BRD: Anklage gegen einen Journalisten von Radio Dreyeckland (RDL) wegen Verlinkung des Archivs von linksunten.indymedia

„Indymedia linksunten wurde am 25. August 2017 vom Bundesinnenminister verboten. Die Seite bleibt als Archiv erhalten. Die einzigen Archive der Bewegungen haben die Bewegungen selbst hervorgebracht und niemand wird unsere Ge­schichte erzählen, wenn wir es nicht selbst tun. Bewegungen müssen Spuren ihrer Leidenschaft für zukünftige Generationen hinterlassen, denn vergessene Kämpfe sind verlorene Kämpfe.“
Harte Zeiten erfordern unabhängige Medien! (Vor­spann zum Archiv von linksunten)

Offensichtlich reicht es dem deutschen Staat nicht, nur den ehemaligen HerausgeberInnen-Kreis von linksunten.indymedia ausgeschaltet zu haben, sondern die Staatsanwaltschaft Karlsruhe (BRD) will nun auch – in Form des Strafverfahrens gegen Fabian von Radio Dreyeckland (Freiburg) – den blos­sen Hinweis auf deren Archiv bestrafen.

Die ‚Tat‘: Verlinkung zum Archiv von linksunten

Die Staatsanwaltschaft Karlsruhe hat Anklage gegen den Journalisten von Radio Dreyeckland erhoben (RDL vom 02.05.2023; vgl. die Presse­schau bei publikum.net vom 10.05.2023). Sie wirft ihm in Bezug auf diesen Artikel der Webseite des Freien Freiburger Radiosender vor,
„bei der Vornahme der Veröffentlichung zumindest billigend in Kauf ge­nommen [zu] habe[n], dass durch die von ihm gewählte inhaltliche Ge­staltung und die darin eingebettete Verlinkung des vollständigen Ver­einsarchivs die Bestrebungen und die Tätigkeit der verbotenen Vereini­gung ‚linksunten.indymedia‘ über eine bloße journalistische Berichter­stattung hinaus weiter beworben und gefördert wurden. Dies ist straf­bar gem. § 85 Abs. 1 Nr. 2, Abs. 2 StGB.“ (Auskunft der Staatsanwalt­schaft Karlsruhe lt. taz-Blogs vom 05.05.2023; herv. von mir)
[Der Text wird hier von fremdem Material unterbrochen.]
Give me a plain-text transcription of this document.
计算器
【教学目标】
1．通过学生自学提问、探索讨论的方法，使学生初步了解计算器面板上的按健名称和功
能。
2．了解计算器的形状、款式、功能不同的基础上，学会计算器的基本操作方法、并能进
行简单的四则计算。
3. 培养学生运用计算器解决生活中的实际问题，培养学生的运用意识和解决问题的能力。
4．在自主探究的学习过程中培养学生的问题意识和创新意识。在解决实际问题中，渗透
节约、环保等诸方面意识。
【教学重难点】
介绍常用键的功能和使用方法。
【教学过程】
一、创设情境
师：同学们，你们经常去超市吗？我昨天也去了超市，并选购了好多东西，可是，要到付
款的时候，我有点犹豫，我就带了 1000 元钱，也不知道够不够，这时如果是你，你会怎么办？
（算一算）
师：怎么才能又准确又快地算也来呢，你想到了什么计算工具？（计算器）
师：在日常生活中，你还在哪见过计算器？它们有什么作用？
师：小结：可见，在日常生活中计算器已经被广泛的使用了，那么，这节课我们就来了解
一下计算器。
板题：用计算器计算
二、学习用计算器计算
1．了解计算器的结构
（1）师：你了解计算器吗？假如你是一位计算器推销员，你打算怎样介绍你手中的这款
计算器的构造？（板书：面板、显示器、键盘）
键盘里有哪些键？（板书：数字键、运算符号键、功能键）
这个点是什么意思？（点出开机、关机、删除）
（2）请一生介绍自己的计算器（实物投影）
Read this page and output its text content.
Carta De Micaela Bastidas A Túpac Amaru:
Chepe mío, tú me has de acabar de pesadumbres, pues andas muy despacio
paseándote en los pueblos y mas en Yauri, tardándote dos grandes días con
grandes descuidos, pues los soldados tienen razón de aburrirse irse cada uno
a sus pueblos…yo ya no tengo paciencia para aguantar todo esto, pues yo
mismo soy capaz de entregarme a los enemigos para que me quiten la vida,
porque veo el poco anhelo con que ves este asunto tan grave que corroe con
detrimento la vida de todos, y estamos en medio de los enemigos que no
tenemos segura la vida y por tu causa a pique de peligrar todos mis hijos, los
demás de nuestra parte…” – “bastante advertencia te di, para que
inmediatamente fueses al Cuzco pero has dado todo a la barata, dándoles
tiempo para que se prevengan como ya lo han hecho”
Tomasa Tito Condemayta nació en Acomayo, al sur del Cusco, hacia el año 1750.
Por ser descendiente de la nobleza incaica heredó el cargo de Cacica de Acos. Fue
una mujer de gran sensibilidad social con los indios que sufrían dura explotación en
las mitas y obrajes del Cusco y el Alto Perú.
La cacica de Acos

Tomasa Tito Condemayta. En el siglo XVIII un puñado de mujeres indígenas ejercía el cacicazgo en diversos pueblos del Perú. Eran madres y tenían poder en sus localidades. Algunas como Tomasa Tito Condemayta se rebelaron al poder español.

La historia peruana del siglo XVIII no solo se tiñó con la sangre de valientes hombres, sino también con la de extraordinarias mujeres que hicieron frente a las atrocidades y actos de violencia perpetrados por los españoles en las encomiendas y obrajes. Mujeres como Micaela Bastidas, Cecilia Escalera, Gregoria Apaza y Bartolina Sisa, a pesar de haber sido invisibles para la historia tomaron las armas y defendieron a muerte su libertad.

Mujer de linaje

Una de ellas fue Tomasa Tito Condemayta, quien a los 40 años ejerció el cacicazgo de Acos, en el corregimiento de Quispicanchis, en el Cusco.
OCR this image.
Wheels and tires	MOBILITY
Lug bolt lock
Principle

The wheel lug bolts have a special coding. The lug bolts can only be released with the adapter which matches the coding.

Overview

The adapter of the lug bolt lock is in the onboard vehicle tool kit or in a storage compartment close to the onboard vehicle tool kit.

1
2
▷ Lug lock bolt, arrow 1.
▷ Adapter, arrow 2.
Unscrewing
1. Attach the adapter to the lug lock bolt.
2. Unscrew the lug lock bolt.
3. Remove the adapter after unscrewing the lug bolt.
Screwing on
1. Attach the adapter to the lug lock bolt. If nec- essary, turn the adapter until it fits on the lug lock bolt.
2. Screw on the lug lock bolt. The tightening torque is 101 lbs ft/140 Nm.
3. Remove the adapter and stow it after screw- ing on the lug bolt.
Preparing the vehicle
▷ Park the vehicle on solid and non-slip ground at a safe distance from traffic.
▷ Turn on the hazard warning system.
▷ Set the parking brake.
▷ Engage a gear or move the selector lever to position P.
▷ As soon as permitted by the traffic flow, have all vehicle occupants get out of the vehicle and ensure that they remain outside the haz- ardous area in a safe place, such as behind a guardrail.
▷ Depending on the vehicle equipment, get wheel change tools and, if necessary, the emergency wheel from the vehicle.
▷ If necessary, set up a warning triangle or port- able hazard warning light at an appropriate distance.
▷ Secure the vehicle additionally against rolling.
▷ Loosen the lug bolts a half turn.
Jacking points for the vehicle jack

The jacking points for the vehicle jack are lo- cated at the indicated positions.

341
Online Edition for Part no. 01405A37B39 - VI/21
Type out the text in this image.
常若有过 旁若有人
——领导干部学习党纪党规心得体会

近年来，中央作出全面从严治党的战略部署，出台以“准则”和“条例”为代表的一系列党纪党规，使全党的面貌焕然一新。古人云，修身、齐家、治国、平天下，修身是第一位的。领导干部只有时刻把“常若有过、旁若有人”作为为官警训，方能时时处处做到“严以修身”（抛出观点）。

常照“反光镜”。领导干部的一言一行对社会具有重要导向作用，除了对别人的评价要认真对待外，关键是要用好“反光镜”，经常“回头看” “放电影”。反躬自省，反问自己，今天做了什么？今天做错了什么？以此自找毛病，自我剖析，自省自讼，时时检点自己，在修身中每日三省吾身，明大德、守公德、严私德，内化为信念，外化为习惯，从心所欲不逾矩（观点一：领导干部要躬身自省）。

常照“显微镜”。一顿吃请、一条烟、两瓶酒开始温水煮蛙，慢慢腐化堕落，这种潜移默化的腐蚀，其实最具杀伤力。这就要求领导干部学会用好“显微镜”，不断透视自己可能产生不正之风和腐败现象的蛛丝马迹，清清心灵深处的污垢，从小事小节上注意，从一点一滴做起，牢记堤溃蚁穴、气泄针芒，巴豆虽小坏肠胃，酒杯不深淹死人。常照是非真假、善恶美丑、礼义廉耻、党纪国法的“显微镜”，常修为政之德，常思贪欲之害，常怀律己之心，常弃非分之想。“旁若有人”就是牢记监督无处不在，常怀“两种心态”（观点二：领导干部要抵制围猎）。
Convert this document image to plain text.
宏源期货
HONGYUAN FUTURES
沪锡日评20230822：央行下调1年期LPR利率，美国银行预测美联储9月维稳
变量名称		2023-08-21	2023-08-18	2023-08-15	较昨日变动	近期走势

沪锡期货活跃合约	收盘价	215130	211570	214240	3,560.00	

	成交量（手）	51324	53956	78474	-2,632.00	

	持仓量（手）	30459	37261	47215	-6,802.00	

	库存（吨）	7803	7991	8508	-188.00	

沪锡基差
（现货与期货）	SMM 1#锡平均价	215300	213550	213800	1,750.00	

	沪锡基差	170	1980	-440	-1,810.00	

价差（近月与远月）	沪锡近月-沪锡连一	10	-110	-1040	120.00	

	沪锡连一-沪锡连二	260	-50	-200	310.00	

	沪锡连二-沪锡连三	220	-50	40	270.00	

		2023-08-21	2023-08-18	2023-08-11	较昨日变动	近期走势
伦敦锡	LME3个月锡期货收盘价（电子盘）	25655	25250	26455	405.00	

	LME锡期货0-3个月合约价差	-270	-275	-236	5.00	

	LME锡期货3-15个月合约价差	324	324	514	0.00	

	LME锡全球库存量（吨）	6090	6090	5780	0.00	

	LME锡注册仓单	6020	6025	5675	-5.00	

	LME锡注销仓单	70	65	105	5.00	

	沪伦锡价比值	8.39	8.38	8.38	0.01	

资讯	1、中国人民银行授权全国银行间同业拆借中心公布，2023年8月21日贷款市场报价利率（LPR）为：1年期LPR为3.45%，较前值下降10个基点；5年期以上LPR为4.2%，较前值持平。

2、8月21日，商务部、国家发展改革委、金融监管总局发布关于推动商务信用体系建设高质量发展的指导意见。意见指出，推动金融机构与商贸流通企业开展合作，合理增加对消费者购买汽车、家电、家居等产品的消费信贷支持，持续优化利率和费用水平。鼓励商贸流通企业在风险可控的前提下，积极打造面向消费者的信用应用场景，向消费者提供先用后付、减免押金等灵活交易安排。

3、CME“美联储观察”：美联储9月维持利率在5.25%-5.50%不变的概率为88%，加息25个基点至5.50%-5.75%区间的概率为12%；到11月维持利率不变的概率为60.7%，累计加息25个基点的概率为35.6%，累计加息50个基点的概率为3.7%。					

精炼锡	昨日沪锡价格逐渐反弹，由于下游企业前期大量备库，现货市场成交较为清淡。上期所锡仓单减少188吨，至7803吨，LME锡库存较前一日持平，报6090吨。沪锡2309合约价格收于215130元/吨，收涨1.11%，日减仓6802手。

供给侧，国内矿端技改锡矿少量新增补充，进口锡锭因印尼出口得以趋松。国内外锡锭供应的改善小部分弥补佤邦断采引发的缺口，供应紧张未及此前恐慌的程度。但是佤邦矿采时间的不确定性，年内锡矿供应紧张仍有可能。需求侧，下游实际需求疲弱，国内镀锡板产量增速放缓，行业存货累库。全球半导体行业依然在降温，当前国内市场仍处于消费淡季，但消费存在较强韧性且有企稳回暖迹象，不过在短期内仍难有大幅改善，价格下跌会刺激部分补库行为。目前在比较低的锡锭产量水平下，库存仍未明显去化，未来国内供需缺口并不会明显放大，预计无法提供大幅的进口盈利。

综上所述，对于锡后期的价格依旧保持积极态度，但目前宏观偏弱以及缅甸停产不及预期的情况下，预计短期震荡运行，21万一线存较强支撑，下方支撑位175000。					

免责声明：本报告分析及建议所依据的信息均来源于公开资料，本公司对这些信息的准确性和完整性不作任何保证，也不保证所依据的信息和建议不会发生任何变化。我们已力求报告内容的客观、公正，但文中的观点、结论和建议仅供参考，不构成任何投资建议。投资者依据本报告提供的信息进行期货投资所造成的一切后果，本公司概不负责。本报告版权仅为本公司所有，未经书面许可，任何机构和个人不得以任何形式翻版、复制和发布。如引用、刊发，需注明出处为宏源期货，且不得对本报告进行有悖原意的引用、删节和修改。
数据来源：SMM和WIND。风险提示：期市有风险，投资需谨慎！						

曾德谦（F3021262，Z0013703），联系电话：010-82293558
Schauen wir uns § 85 Absatz 2 des deutschen Strafgesetzbuches mal et­was genauer an:
„Wer sich in einer Partei oder Vereinigung der in Absatz 1 bezeichneten Art als Mitglied betätigt oder wer ihren organisatorischen Zusam­menhalt oder ihre weitere Betätigung unterstützt, wird mit Freiheits­strafe bis zu drei Jahren oder mit Geldstrafe bestraft.“ (herv. von mir)

Aus dem „organisatorischem Zusammenhalt“ macht die Staatsanwalt­schaft Karlsruhe also eine [geistige] Bestrebung und aus dem „Unterstüt­zen“ wird ein „Bewerben“.

Worin besteht die juristische Problematik?

Der „organisatorische Zusammenhalt“ kann natürlich nur befördert wer­den, wenn die Vereinigung (in welcher Organisationsform auch immer) auch existiert. Gerade dies ist aber bei linksunten nicht der Fall, wie selbst das Bundesministerium des Inneren (BMI) bestätigt (s. taz-Blogs vom 11.02.20231).

Und das Bewerben ist ausdrücklich von der Strafbarkeit ausgenommen worden: „Verzichtet wurde auf die im Reg[ierungs]-E[ntwurf] noch ge­nannte Begehungsform des Werbens.“ (Bundestags-Drucksache V/2860; https://dserver.bundestag.de/btd/05/028/0502860.pdf, S. 6).

Eine Verurteilung würde also bedeuten, dass die Strafbarkeit nicht ge­setzlich, sondern gerichtlich bestimmt werden würde – und dass die Strafbarkeit nicht vor, sondern nach der Tat – nach Schreiben des Artikels – festgelegt werden würde.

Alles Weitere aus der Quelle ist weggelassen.